C’è chi dice, come l’avvocata Buongiorno che ha costruito la difesa di Salvini, che questo sia dovuto al fatto che l’imputato era quello sbagliato: la colpa sarebbe del comandante della Open Arms, che ha “bighellonato” per giorni senza trovare una soluzione alternativa allo sbarco in Italia dei naufraghi. Mi è subito venuto in mente il caso nel quale sono stato direttamente coinvolto: l’entrata a Lampedusa con 59 naufraghi senza permesso, disobbedendo all’ordine emanato dall’allora ministro degli interni Salvini, il 19 marzo del 2019. Assolto con formula piena. Ho tratto un insegnamento: a volte bisogna disobbedire prima, obbedendo direttamente ad altre leggi, per ottenere giustizia. Anche in quel caso una norma fatta da un Creonte qualsiasi, che diceva di agire per la “difesa della Patria “, aveva espulso Dike da sé stessa. Era un semplice “fatto”.

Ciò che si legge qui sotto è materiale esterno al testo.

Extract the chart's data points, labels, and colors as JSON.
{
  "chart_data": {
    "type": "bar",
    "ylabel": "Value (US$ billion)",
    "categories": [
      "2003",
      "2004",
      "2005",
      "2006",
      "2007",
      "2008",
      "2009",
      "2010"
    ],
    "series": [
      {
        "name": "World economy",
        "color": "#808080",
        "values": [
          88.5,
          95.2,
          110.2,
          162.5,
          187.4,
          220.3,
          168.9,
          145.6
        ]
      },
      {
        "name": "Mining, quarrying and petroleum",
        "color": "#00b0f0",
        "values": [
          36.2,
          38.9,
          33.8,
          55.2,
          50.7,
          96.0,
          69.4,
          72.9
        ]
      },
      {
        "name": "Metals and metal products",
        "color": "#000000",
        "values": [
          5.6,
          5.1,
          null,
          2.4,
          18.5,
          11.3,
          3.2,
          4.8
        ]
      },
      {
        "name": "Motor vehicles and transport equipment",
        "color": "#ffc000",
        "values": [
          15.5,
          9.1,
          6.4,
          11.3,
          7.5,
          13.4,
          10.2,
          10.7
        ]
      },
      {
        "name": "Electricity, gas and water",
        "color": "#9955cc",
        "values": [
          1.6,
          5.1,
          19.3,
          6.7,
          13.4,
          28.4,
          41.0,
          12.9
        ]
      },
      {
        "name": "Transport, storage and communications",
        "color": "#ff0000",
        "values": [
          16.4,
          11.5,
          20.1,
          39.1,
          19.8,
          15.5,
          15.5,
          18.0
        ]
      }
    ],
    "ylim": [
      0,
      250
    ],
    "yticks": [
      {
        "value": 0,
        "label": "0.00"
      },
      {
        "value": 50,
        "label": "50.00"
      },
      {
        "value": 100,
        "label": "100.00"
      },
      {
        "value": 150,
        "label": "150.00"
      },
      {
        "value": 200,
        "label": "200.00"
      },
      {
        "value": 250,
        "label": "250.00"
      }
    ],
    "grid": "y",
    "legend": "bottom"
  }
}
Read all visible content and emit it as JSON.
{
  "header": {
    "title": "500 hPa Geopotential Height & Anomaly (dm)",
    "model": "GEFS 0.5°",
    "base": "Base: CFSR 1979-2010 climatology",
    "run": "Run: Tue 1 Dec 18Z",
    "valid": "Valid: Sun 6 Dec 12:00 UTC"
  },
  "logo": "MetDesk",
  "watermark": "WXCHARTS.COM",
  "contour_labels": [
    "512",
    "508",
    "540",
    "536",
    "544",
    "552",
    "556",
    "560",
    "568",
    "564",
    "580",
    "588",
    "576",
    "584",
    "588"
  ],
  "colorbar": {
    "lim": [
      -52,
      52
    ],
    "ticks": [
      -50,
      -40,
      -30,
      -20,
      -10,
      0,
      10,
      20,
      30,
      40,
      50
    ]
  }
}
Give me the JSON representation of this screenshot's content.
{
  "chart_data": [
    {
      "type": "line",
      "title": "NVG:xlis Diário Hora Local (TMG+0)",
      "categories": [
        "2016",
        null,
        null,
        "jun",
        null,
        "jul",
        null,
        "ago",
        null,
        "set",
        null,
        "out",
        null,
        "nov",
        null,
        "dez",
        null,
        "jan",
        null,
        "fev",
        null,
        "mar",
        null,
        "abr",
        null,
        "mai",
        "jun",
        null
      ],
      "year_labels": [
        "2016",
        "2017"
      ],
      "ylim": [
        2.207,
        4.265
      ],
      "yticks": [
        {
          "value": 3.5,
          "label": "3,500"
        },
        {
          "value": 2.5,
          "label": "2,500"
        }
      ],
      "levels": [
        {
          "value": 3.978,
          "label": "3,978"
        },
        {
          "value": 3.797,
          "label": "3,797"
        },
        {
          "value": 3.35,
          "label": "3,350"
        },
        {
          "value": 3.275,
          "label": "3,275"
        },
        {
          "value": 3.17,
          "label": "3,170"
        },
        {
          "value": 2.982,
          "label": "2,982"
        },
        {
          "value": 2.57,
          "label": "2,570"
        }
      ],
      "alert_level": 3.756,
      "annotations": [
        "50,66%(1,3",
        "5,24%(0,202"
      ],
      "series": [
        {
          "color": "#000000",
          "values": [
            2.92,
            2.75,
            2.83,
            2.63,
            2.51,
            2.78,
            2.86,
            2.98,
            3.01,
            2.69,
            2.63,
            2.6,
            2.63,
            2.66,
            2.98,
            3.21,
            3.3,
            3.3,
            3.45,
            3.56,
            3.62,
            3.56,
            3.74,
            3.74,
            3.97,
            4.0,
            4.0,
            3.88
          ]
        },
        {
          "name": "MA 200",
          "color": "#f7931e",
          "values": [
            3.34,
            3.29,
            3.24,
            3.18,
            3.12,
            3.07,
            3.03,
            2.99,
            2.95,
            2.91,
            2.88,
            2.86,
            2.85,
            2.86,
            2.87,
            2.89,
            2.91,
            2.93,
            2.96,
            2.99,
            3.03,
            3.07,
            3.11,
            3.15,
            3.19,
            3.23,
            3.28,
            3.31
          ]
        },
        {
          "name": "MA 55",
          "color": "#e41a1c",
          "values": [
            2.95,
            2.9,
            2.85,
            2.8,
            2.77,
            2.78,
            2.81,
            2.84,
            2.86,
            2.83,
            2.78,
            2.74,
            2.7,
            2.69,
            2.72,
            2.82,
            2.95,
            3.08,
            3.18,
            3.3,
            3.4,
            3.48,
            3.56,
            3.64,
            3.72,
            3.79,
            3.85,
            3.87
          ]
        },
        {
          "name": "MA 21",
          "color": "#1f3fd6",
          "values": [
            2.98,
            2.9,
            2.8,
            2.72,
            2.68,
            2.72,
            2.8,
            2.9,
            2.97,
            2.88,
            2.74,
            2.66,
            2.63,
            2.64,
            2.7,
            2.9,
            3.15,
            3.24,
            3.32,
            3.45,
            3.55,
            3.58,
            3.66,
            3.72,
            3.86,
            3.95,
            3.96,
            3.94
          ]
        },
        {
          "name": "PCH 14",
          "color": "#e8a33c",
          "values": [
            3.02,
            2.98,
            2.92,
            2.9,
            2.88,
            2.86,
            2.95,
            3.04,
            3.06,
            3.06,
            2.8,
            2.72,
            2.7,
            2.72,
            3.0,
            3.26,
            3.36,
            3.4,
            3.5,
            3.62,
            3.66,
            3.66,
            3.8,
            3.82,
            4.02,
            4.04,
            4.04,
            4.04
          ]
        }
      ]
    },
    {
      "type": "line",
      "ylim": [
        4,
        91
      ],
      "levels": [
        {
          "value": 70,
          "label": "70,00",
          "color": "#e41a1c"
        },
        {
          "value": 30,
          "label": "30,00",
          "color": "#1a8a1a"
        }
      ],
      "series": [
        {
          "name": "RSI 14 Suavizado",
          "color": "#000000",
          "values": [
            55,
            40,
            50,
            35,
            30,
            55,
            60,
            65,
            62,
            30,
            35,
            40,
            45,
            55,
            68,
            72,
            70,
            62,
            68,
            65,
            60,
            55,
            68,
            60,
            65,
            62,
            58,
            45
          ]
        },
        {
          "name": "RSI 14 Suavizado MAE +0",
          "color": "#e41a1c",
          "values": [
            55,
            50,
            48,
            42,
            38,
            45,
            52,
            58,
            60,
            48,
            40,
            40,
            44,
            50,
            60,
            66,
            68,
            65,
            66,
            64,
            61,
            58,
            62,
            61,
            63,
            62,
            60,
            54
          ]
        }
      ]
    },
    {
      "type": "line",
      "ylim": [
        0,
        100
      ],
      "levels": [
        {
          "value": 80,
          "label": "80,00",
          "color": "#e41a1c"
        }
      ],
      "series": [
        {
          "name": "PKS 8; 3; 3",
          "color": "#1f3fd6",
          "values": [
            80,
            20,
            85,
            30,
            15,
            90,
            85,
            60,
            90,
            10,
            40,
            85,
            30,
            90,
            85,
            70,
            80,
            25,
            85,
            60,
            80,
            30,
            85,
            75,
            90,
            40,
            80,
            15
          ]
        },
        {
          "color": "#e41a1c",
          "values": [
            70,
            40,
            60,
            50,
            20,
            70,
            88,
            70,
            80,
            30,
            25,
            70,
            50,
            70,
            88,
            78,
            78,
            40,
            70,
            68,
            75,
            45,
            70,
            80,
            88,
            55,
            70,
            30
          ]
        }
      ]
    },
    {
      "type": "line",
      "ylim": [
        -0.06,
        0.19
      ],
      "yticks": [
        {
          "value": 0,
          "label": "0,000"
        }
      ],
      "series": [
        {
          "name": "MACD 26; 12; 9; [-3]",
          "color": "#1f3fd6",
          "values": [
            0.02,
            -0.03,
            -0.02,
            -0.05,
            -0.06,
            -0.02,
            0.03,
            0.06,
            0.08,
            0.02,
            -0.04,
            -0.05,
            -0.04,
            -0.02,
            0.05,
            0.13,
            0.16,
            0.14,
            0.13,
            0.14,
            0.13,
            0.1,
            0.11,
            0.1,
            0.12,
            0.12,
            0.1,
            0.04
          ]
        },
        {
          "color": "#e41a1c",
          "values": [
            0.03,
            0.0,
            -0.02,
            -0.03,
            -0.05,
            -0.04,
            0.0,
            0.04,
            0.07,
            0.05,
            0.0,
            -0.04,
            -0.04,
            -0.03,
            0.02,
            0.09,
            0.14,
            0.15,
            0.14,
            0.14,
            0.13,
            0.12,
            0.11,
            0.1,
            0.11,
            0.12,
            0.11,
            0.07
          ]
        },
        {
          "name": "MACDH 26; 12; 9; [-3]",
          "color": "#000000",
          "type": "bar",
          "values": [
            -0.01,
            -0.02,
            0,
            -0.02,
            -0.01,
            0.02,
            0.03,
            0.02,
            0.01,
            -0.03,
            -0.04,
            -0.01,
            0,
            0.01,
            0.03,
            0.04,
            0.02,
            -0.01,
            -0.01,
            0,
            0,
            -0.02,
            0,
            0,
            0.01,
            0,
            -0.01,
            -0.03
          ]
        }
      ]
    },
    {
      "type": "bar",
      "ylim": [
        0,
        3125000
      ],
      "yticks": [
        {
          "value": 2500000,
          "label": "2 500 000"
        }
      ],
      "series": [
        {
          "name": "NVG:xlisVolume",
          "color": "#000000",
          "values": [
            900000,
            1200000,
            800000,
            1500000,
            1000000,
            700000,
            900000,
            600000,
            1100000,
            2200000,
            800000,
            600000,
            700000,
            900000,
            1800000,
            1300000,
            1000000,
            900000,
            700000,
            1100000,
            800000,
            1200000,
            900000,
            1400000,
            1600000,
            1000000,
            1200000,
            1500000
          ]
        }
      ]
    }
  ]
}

La decisione di violare “l’ordine impartito da una nave militare” – come recitava il capo d’accusa contro il comandante Pietro Marrone e me, ci era giunta spontanea, naturale. In realtà stavamo attingendo ad altre leggi, ben più sopra l’editto di Creonte. Cosa che poi anche un giudice ha riconosciuto. Ecco, forse bisogna che impariamo a disobbedire prima, a volte. A farlo credendo che senza il tentativo di mettere insieme Nomos e Dike, legge e giustizia, sarà solo la catastrofe, come ci suggerisce Sofocle. Questo credere che il nostro compito di disobbedienza non si debba esaurire nell’affermare un rifiuto, una resistenza, ma debba essere inteso come una funzione fondamentale nel tentativo di raggiungere un equilibrio nella Polis, tra interessi individuali e collettivi, tra diritti e doveri, tra legge e giustizia, restituisce nuova vita ad una “speranza” che diventa un agire concreto, non un’attesa.
Stanno chiamando noi, quegli esseri umani che vogliamo considerare fratelli e sorelle perché pensiamo che la fraternità umana sia condizione fondamentale, nel mondo dell’individualismo proprietario spinto al massimo dal turboliberismo, per ripensare la Polis, la società in cui poter vivere in pace. Dovremmo avere il coraggio di sperare, e dunque, disobbedire al pensiero unico, che ci dice che non vi è soluzione, non vi è alternativa, non vi è altro modo possibile. Sperare, e quindi agire. Fare la nostra parte perché legge e giustizia si vedano tra loro, si parlino. Che il nuovo anno possa portarci questa forza.